Eventually, he began to eat again. He took part in conversations. He did not seem to grope for words or ideas, and was present. His efforts at everything however were dampened. His enthusiasm was not as great, his joie de vivre lessened. And then over the months, life continued to improve, and brought more happiness. It is a long way back from a severe traumatic brain injury. 

What I take from this personally is a range of ideas. One is that I am still thinking about how to word what I want done if I have a brain injury. "Heroic measures" were taken for him. Had they not been, he would surely have died. Had the measures failed, he would have lived on but not conscious or not fully conscious, disengaged. Is he the same person who fell? His wife said yes, immediately. What matters in this life has everything to do with the people who love us, the people we love. I knew that already, but perhaps not in this depth, or with this level of conviction. 
On a more public level, the things that matter are sometimes nearly ruined for us. The state of our nation is for some just fine, and for others, we perceive a well of putrescence. The past of racism and sexism is laid out like a cadaver, but still squirming. Ageism, something you would think would be rampant, has all kinds of ugly tendrils but the government leadership seems firmly in control of old white men. Something is rotten. 
So taking all this together, as the world changes about us in wild ways, we keep our feet solidly on the ground, and make our lives and the lives of those around us just as solid and good. We let them do that, according to their abilities, and we offer our hands to help as needed. We accept help as needed. It is all so much more complex and wild than we ever imagined.

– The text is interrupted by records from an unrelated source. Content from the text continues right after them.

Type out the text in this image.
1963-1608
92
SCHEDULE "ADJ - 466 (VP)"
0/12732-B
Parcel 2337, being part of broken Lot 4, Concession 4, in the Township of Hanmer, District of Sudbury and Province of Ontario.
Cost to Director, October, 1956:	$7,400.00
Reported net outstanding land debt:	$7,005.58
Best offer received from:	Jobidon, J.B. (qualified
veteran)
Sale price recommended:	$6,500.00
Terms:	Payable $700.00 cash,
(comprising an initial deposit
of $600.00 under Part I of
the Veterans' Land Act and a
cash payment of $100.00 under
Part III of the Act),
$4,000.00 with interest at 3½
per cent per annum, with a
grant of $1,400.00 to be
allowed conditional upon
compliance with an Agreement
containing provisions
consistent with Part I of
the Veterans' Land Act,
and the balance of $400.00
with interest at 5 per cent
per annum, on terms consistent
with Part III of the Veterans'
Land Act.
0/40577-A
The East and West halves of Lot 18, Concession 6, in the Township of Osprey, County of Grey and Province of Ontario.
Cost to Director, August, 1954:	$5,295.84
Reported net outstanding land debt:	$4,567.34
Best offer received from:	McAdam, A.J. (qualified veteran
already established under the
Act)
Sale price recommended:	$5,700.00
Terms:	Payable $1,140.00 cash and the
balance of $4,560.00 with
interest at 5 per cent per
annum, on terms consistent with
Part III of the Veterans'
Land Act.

Addendum: As fate would have it, about an hour after I wrote this, I heard from a good friend that her sister lay in a coma, across the ocean. A simple infection, untreated, resulted in sepsis. No one was there to help and she passed out, and inhaled vomit. She lay on the floor 30 hours before being found. She had no document on file with instructions. She is now comatose on life support. What this means for her family is that those who want to gather before she is gone will be able to do so. They will be able to meet up, have conversations in the room with her, experience their goodbyes.

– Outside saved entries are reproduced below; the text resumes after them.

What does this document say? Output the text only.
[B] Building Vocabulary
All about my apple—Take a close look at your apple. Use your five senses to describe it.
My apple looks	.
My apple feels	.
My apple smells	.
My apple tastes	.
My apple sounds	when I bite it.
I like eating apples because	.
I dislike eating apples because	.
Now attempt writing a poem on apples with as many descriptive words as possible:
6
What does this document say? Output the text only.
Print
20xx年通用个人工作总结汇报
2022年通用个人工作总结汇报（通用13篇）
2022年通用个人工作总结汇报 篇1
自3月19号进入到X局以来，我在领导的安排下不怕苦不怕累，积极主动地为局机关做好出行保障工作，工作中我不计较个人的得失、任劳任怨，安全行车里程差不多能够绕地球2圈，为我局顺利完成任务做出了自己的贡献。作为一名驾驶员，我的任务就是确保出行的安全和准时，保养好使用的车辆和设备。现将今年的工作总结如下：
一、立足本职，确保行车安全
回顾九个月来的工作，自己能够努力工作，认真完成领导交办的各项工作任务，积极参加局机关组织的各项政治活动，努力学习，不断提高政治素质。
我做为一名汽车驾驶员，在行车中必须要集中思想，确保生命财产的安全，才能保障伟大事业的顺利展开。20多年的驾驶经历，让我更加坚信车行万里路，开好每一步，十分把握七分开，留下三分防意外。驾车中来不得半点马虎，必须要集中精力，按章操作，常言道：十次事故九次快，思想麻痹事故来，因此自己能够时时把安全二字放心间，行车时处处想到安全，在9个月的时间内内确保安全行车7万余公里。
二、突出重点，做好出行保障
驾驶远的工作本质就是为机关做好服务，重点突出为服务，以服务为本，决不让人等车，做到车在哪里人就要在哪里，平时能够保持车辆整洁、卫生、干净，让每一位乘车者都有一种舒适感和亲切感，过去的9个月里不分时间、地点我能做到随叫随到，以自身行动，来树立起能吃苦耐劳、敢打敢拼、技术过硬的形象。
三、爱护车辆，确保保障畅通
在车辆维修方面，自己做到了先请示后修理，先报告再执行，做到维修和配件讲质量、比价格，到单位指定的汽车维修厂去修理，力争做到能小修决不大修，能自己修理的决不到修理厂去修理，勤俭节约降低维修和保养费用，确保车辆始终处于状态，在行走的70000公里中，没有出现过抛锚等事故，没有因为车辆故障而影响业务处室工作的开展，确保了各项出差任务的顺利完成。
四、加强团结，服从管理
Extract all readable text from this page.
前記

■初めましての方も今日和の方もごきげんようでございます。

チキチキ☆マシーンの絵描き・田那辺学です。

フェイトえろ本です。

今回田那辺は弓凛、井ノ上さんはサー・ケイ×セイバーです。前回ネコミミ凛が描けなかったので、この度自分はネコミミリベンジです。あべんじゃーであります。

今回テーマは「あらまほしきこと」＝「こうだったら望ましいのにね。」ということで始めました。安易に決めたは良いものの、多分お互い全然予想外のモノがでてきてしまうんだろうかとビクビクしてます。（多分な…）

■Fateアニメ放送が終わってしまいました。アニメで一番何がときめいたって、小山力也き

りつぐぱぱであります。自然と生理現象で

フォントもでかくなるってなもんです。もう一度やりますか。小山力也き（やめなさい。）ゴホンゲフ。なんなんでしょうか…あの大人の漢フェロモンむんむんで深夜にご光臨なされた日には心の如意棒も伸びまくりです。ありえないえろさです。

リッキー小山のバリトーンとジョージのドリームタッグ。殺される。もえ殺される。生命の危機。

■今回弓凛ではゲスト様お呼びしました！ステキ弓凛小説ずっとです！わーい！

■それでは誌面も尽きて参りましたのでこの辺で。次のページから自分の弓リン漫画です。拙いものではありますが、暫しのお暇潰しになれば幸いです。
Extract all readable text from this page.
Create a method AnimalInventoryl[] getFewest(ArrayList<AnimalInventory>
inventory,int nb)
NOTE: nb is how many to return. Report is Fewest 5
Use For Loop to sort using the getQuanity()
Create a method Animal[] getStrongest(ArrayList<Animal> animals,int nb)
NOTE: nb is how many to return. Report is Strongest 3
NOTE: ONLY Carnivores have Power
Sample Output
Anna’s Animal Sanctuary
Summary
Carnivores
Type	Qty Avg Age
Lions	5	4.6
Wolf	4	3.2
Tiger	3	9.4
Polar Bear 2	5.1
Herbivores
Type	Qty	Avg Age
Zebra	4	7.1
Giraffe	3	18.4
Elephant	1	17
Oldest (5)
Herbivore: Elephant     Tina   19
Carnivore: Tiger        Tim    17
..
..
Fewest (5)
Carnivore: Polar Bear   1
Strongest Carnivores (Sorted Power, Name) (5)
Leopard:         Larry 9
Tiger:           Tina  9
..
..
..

Life, death, and that realm that lies between life and death do go on. A 91 year old man, an actor, on his way to a performance, stepped between cars on a busy California street and was struck by two different cars and killed. It mattered to me how this happened, just as it mattered to me how my friend's sister came to be comatose, and how my friend came to be so severely injured. Today my husband remarked about what joy it brings him to maintain the beauty and integrity of our home. These sorts of details tell us the story of how and why, not the story of "that".

I am ready now to focus upon plans for our next venture into the wild. Maybe all this is to be careful to keep the road map going while there is no internet, to bring a tow rope and shovel, and plenty of water and blankets since it is still winter.